I probably tried to explain that I hadn’t actually told my classmate to go home, only agreed with him that if he felt he should go home, that he probably should. My “lawyerly” explanation might have gotten me off the hook for any corporal punishment—a dreaded outcome for most trips to The Principal’s Office—but it didn’t save me from THE NOTE!
It took Mr. Loundsberry several weeks, at least, as Time was almost freeze-framed for this miscreant, to pen a two-sentence note to my parents that condensed my misbegotten advice into misbehavior, and suggested that they come see him to discuss my uncertain, if not blighted future.
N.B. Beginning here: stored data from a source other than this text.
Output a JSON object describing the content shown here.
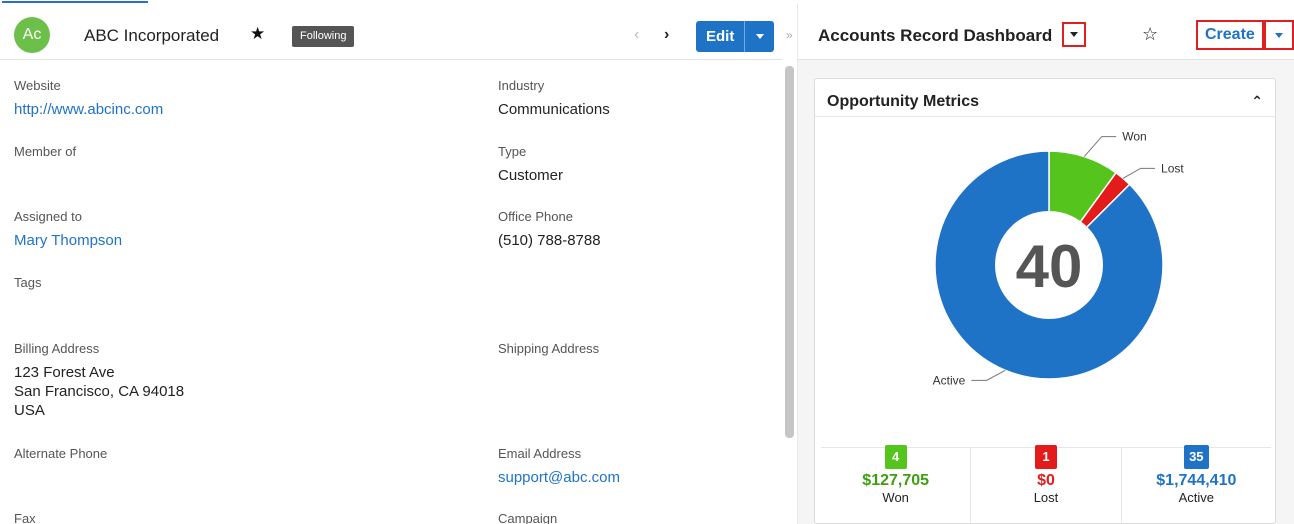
{
  "record": {
    "initials": "Ac",
    "name": "ABC Incorporated",
    "following_badge": "Following",
    "edit_label": "Edit",
    "colors": {
      "avatar": "#6cc04a",
      "edit_button": "#1f73c7"
    }
  },
  "fields": {
    "website": {
      "label": "Website",
      "value": "http://www.abcinc.com"
    },
    "industry": {
      "label": "Industry",
      "value": "Communications"
    },
    "member_of": {
      "label": "Member of",
      "value": ""
    },
    "type": {
      "label": "Type",
      "value": "Customer"
    },
    "assigned_to": {
      "label": "Assigned to",
      "value": "Mary Thompson"
    },
    "office_phone": {
      "label": "Office Phone",
      "value": "(510) 788-8788"
    },
    "tags": {
      "label": "Tags",
      "value": ""
    },
    "billing_address": {
      "label": "Billing Address",
      "line1": "123 Forest Ave",
      "line2": "San Francisco, CA  94018",
      "line3": "USA"
    },
    "shipping_address": {
      "label": "Shipping Address",
      "value": ""
    },
    "alternate_phone": {
      "label": "Alternate Phone",
      "value": ""
    },
    "email_address": {
      "label": "Email Address",
      "value": "support@abc.com"
    },
    "fax": {
      "label": "Fax"
    },
    "campaign": {
      "label": "Campaign"
    }
  },
  "dashboard": {
    "title": "Accounts Record Dashboard",
    "create_label": "Create",
    "card_title": "Opportunity Metrics",
    "total": "40",
    "labels": {
      "won": "Won",
      "lost": "Lost",
      "active": "Active"
    }
  },
  "metrics": [
    {
      "count": "4",
      "amount": "$127,705",
      "label": "Won",
      "color": "#55c51e",
      "amount_color": "#3f9d12"
    },
    {
      "count": "1",
      "amount": "$0",
      "label": "Lost",
      "color": "#e31b1b",
      "amount_color": "#e31b1b"
    },
    {
      "count": "35",
      "amount": "$1,744,410",
      "label": "Active",
      "color": "#1f73c7",
      "amount_color": "#1f73c7"
    }
  ],
  "chart_data": {
    "type": "pie",
    "categories": [
      "Won",
      "Lost",
      "Active"
    ],
    "values": [
      4,
      1,
      35
    ],
    "colors": [
      "#55c51e",
      "#e31b1b",
      "#1f73c7"
    ],
    "center_label": "40",
    "title": "",
    "legend": "none"
  }
}
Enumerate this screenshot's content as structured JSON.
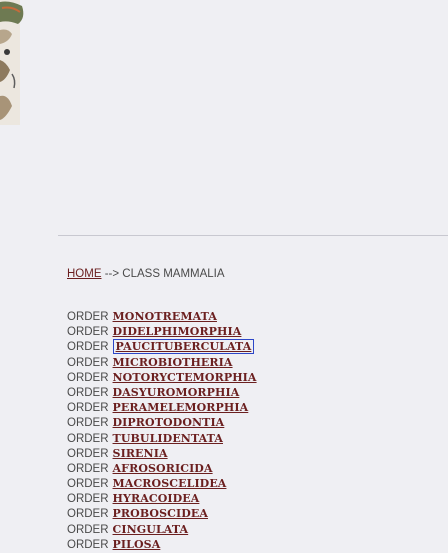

When he shoved The Note across his desk and glared at me over his old fashioned reading glasses, it might well have been a scene from a British movie where the judge in passing the death sentence puts a black handkerchief over his head and orders the Bailiff to, “Take his man down.” Down to the dank cellblock and soon out to Tyburn to be hanged, drawn and quartered…well, hanged at least.
In my case, I knew immediately in my quaking heart that it would mean the “death sentence”—if that damning note ever got to my father. I wasn’t sure what unforgivable sin I had committed, but I knew what the consequences would be if my father got wind of the fact that his son had “been sent to the Principal’s Office.”
I spent the rest of the “month”–until the end of that class day–in a daze of impending doom. What in the world had I done that was so awful it had brought about a trip to old Mr. Loundsberry and a note for the executioner at home?